Begründend führte er aus, dass er sein im Jahr 1999 an der TU Wien begonnenes Studium der technischen Chemie im Sommersemester 2005 mit der Diplomprüfung abgeschlossen und ab 1. Dezember 2005 an der TU Graz mit seiner Doktorarbeit in technischer Chemie begonnen habe, wofür er als wissenschaftlicher Projektmitarbeiter von der TU Graz einen auf zwei Jahre befristeten Arbeitsvertrag erhalten habe. Sein Arbeitsort liege daher "zur Zeit zu einem großen Teil" in der Steiermark, "aber auch in Wien", weil er seit Oktober 2005 an der BOKU Wien für ein weiteres Studium inskribiert sei.
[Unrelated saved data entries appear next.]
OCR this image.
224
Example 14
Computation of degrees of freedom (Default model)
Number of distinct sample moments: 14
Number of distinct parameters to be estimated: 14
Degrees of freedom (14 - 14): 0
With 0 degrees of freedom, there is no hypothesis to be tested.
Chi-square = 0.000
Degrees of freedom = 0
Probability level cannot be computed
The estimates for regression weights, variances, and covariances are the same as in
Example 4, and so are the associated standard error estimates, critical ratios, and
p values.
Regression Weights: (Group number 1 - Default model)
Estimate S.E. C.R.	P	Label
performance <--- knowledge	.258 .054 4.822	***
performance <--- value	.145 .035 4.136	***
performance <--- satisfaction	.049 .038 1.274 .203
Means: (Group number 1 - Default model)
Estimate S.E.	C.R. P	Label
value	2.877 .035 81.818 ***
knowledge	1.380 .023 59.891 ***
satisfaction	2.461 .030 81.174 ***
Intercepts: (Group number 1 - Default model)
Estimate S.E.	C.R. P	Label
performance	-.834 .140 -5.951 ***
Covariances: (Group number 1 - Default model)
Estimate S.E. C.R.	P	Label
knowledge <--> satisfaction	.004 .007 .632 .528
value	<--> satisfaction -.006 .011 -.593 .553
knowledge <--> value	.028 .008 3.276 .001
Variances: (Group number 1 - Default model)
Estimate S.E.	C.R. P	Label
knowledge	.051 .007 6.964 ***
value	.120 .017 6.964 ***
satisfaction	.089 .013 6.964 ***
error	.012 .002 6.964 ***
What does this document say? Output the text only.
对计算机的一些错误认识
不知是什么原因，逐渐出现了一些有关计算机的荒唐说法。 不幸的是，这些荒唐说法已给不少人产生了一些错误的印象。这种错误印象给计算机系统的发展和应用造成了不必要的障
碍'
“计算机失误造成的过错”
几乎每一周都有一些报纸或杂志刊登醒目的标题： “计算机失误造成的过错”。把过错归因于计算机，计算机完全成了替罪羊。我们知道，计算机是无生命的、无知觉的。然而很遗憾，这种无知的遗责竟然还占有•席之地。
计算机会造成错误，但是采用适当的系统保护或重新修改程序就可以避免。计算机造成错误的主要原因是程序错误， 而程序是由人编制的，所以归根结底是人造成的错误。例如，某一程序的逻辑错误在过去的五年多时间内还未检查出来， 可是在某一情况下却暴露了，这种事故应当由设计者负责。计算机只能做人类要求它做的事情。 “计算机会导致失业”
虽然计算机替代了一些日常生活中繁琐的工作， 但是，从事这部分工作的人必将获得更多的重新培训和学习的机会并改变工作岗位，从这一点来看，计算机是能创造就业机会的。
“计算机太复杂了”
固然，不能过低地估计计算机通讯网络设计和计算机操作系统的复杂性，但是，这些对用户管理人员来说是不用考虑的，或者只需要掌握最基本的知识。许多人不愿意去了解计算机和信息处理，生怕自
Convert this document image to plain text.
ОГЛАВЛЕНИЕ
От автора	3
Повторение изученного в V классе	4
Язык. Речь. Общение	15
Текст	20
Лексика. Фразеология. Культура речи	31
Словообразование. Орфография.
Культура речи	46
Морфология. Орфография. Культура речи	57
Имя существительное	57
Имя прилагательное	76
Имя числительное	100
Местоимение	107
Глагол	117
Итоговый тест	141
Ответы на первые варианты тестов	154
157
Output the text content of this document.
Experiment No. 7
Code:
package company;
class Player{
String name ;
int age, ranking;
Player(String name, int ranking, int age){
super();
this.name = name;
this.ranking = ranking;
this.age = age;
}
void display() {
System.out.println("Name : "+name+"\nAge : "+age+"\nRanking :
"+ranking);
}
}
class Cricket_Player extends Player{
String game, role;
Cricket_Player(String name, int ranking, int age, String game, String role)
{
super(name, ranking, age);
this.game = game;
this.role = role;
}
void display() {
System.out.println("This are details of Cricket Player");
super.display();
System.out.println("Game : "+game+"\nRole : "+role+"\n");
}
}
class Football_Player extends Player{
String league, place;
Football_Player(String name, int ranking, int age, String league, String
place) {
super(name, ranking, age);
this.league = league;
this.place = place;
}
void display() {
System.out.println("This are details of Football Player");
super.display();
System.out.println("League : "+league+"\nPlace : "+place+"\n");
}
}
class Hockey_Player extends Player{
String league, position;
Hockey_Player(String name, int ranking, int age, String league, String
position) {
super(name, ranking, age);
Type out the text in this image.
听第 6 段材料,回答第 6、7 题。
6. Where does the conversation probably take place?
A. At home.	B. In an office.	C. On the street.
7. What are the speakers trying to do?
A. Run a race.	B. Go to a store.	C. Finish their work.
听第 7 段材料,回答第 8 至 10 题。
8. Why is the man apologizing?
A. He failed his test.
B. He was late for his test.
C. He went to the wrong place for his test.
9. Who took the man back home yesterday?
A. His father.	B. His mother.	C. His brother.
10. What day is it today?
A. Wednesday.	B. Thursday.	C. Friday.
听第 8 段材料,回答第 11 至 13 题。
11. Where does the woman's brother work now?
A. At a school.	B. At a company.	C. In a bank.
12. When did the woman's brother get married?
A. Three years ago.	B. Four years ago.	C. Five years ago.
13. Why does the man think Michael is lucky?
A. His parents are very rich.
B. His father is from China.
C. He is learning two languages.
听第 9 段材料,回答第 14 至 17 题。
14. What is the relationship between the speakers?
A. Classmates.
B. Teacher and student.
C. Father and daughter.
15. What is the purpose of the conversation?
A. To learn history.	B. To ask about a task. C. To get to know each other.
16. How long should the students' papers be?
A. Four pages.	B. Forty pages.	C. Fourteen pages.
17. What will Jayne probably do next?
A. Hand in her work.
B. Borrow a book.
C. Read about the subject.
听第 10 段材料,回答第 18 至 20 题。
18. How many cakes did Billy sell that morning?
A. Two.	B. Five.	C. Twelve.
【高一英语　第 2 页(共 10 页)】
Er sei Hauptmieter einer in Wien gelegenen Genossenschaftswohnung, die er im Streitjahr gemeinsam mit seiner Schwester als Hauptwohnsitz bewohnt habe.
Mit dem im Instanzenzug ergangenen Bescheid anerkannte die belangte Behörde Aufwendungen für eine doppelte Haushaltsführung lediglich für eine Übergangszeit von sechs Monaten. Nach Wiedergabe des Verwaltungsgeschehens wird sachverhaltsbezogen ausgeführt, der Beschwerdeführer sei ledig und kinderlos. Er habe im Jahr 2006 an seinem Beschäftigungsort eine Mietwohnung von 56,71 m2 Größe bezogen, bei welcher nicht erkennbar sei, dass sie seinen Wohnbedürfnissen weniger entspräche als die - gemeinsam mit seiner Schwester bewohnte - Wiener Wohnung, die eine Größe von 87,48 m2 aufweise. Solcherart liege es nahe, dass der Beschwerdeführer seinen Hauptwohnsitz (unabhängig von den Angaben gegenüber den Meldebehörden) tatsächlich bereits Anfang Jänner 2006 an den Beschäftigungsort verlegt habe. Somit könnten schon aus diesem Grund die Kosten der Haushaltsführung am Beschäftigungsort und der Fahrten zur Wohnung nach Wien nicht zu Werbungskosten führen.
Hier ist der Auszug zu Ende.